Most cancer-related deaths are caused by metastasis, as cancers spreads to sites throughout the body. Breast cancer metastasis is strongly associated with tumor size, and scientists want to better understand how these factors are linked. Now researchers have developed a new way to grow human microscopic tumors in 3-D under conditions that faithfully mimic the early stages of cancer progression. The work could lead to new ways to stop cancers at various stages in their development. The scientists detailed their findings online in May in the journal Cancer Research.
Scientists often investigate breast tumor progression with experiments on lab dishes, but cancer cells grown in flat 2-D layers can act much differently than real tumors, which develop in a 3-D context in the body. Human breast cancer cells implanted in lab animals such as mice grow to resemble tumors more closely than do 2-D layers, but this has limited applicability to people. So scientists have begun creating 3-D models of breast cancer using biodegradable scaffolds and microfluidic systems, attempting to sidestep the problems associated with using both xenografts and 2D models.
Study senior author Shilpa Sant, a pharmaceutical scientist and bioengineer at the University of Pittsburgh, and her colleagues wanted to develop a 3-D model of breast cancer in order to analyze, in real time, how microscopic tumors change as they grow. Previous microtumor growth techniques produced cancers in a hodgepodge of sizes; Sant and her colleagues wanted to more precisely control microtumor size.

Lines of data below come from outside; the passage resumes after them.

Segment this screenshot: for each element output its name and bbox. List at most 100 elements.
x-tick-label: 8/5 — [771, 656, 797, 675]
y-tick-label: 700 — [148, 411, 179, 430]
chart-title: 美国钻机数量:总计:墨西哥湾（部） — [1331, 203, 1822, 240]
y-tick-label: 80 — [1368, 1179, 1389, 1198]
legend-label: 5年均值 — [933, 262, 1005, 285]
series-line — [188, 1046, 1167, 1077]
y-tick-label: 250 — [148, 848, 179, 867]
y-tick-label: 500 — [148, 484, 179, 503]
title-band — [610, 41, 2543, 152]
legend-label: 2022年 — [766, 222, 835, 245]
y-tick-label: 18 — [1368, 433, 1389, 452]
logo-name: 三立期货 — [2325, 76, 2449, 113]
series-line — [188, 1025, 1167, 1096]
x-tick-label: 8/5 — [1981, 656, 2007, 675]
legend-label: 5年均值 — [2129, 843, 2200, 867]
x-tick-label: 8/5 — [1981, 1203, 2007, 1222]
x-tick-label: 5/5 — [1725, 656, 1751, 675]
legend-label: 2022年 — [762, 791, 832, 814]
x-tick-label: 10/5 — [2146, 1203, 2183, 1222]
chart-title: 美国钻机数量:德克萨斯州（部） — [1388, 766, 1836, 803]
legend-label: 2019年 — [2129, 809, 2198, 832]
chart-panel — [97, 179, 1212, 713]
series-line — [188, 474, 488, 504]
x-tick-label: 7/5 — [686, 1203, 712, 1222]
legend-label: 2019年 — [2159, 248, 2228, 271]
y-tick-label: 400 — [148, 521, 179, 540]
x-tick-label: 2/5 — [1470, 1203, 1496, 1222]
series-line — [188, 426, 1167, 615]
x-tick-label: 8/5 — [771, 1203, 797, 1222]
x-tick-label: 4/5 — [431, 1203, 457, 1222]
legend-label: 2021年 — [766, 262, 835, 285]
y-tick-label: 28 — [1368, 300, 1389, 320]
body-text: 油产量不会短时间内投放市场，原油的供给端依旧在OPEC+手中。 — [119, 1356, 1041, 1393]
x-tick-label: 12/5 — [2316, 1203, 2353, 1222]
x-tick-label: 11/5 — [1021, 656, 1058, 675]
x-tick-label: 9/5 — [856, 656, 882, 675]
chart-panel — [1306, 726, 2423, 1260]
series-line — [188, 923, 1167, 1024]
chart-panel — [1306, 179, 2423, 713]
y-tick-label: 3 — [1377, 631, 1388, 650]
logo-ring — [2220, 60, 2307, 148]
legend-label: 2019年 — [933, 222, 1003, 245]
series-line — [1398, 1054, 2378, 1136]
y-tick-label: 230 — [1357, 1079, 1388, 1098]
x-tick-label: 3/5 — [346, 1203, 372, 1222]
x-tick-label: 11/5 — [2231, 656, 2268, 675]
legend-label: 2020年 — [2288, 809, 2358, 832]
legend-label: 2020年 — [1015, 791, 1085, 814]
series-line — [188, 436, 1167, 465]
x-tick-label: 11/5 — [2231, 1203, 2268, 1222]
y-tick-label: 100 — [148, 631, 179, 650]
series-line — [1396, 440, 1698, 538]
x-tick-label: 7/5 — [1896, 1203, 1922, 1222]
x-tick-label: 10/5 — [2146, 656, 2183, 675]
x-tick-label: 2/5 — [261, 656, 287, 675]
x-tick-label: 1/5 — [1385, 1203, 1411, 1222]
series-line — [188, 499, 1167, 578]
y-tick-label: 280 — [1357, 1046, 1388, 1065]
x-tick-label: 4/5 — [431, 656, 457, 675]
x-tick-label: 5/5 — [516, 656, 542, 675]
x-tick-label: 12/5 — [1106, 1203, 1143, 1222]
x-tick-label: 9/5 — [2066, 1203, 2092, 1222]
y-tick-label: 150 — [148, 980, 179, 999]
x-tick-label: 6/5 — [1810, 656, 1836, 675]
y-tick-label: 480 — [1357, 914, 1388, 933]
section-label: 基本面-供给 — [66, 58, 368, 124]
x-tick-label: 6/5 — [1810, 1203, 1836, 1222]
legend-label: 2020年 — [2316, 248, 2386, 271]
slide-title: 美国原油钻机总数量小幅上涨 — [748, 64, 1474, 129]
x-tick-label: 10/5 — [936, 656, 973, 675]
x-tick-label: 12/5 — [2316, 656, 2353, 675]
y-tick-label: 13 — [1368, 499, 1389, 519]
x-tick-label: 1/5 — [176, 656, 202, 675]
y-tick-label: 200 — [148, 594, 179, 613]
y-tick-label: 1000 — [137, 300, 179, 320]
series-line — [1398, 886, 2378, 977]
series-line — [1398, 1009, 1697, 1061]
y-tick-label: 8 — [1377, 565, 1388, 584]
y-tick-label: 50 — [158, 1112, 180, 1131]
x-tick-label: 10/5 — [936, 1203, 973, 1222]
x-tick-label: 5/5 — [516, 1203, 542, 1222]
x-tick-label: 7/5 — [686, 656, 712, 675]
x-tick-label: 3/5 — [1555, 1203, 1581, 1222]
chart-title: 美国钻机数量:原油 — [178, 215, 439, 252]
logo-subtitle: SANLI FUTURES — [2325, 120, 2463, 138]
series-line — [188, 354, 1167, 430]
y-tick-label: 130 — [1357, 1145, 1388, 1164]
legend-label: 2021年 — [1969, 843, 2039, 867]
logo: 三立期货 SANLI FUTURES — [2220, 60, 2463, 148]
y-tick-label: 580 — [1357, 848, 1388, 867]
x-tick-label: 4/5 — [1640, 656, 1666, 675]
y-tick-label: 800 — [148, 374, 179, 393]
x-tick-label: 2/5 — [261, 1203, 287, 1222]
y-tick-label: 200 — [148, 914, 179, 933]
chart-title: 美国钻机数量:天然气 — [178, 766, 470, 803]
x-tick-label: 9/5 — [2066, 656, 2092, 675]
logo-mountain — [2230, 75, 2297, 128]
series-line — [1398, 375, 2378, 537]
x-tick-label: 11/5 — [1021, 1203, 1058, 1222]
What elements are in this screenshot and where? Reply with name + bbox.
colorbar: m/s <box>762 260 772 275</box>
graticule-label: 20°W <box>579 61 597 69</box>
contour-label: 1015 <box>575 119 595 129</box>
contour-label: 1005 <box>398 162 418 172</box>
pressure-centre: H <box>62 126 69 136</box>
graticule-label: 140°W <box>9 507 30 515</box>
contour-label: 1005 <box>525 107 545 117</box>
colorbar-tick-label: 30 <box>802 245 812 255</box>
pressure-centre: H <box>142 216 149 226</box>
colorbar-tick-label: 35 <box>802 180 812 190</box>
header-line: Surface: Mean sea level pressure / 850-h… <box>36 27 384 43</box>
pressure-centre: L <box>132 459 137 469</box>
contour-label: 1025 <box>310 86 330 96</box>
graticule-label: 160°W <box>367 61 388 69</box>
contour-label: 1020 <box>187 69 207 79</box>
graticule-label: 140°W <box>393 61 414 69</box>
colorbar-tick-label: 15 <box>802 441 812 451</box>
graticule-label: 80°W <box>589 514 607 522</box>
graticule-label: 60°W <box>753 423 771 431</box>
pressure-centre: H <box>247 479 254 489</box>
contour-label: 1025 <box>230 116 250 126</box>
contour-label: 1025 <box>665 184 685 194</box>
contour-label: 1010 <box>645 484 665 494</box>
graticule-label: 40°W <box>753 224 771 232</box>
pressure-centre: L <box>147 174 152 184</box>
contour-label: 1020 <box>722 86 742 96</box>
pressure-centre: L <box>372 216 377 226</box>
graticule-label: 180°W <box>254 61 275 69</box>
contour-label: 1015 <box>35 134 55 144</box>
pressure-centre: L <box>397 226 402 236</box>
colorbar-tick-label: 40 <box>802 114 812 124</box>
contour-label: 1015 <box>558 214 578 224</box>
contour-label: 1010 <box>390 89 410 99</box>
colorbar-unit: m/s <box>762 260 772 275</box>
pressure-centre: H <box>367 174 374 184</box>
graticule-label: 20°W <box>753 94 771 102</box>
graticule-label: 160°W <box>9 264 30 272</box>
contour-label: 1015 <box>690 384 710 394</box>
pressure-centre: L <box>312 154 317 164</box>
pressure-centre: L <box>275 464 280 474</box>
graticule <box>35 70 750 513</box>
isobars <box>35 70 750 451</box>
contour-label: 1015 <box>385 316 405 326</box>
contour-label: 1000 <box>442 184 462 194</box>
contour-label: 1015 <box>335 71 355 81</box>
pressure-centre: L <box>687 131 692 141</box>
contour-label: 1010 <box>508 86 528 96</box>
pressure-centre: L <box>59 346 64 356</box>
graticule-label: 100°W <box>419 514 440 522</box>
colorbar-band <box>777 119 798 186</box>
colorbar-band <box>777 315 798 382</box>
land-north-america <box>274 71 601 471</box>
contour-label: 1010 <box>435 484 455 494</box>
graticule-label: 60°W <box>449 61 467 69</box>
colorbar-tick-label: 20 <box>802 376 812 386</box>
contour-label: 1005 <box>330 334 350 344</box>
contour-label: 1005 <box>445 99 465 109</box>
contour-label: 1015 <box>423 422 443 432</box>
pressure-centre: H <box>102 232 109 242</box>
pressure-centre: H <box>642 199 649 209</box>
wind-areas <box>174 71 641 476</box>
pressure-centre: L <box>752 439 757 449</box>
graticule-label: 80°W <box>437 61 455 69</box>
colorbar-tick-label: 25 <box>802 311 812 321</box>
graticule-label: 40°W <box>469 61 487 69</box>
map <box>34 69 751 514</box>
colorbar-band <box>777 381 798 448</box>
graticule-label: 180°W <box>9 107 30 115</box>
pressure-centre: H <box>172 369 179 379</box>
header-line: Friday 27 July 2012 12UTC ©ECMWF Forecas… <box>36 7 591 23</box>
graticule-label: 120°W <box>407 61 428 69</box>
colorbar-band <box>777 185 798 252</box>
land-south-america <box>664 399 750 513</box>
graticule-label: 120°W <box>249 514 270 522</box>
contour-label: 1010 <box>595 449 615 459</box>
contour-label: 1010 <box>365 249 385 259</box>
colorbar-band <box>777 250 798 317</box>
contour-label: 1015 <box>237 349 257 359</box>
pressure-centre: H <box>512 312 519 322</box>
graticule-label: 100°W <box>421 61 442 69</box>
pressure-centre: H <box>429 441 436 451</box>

The researchers generated microtumors by growing a variety of breast cancer cell lines in hundreds of microscopic wells only 150 to 600 microns wide. Some of these cells possessed proteins known as receptors that, when attached to hormones such as estrogen or progesterone, made those cells grow.
The scientists found that these microtumors mimicked qualities of natural tumors, such as diversity of cells, the distribution of dying and proliferating cells, and gradients in their levels of oxygen available to them. They also discovered that by precisely controlling well size, they could link breast tumor size to aggressive migratory tumor cell behavior. For instance, large microtumors about 600 microns wide that possessed receptors to estrogen and progesterone migrated out of their wells and generated molecules linked with invasive behavior, while smaller hormone-receptor-positive microtumors did not.
Sant was excited to find that tweaking size alone triggered aggressive microtumor behavior. In contrast, experiments with 2-D layers and xenografts often trigger aggressive behavior artificially using gene manipulation or by reducing oxygen levels available to the cancer cells – but neither approach necessarily mimics natural breast tumor progression, Sant says.
“This study further confirms how critically important it is to study tumor cells in appropriate microenvironmental context in vitro,” says bioengineer Claudia Fischbach-Teschl at Cornell University, who did not take part in this research. “It would be interesting to test how the described observations would be regulated if the differently-sized micro tumors were incorporated into a context that contains stromal — that is, non-tumor — cells.”
While noting the need for further studies that confirm the findings are relevant to actual patient cells, Fischbach-Teschl suggests these micro tumors might be useful for testing anti-cancer drugs. Sant agrees, saying the 3-D model will be a “powerful tool to test different therapeutics targeting different stages in tumor progression.”
She and her colleagues now hope to extend this platform to other cancer types such as head and neck, ovarian and prostate cancer. And they’d like their model to include other microenvironment factors that are important in tumor progression, such as the extracellular matrix and supportive tissue.